I felt the urge to write. Of what, I am not sure, but I’m in the midst of morning sounds with nothing to distract me but the people around me and the words in books I’ve a fancy to read. In this vacation from the world where I focus solely on what is right in front of me -the crackling of a fire and the bacon sizzling in the frying pan. The tea kettle is ready for tea and the mugs anxiously await its contents. Thick socks and pajamaed humans pad across the floor and books are opened again and again because the stories on those pages are enchanting. And I’m sipping orange spice tea enjoying this break from social media.
I’m not against social media, just enjoying this day with all the sounds and moments that I miss when I’m busy updating social media and writing for my blog.
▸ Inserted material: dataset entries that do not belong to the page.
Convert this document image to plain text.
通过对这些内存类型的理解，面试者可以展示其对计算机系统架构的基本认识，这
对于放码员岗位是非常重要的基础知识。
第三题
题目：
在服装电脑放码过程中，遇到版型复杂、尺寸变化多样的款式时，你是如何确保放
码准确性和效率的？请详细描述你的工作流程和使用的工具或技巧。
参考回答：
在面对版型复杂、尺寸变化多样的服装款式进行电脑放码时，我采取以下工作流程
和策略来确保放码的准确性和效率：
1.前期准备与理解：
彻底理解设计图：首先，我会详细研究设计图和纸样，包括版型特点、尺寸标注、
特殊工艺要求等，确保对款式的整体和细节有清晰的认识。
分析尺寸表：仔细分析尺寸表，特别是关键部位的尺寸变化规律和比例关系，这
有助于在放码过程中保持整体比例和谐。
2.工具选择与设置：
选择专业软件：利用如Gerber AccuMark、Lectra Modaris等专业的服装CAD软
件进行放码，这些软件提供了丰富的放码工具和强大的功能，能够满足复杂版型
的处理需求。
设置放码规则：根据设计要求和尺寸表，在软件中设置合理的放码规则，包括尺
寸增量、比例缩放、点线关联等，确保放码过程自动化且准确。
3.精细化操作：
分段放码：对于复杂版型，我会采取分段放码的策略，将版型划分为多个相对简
It seems as though I appreciate life so much more when pulled from social media. I have spent lots of time at the Coast these last couple of days and the waves become more and more mysterious as I’m not hindered by texting and posting pictures. I’m simply enjoying the world around me instead of reaching for the shadow of a world that social media creates. I’m soaking in the crisp blue of the waves and collecting smooth and polished glass from the beach. I’m holding his hand and watching families explore the shoreline together. And for the first time in months, I’m released from everyone’s news. I’m let alone to enjoy the moment before me. I can feel life again. Everything is slower. I contemplate life and death and I feel the brevity of it. I am thankful for it, though at first it makes me uncomfortable. But now I feel joyful, even happy, for the knowledge that this world is not my home. This world is not my home!
Sometime, I’ll type this within the whitespace of my blog and I’ll hope to inspire a soul or two to take a week and detach themselves from the shadow world of social media. A temporary silence to remind them of this temporary home.
And I’ll update my Twitter and share a link on Facebook to encourage my small community to take a couple of days to enjoy morning sounds, to be enchanted by words on pages, and to only be distracted by the people right in front of them. And above all else to remove this shadowed world and remember with great elation that this world is not our home; we’re just a passing through.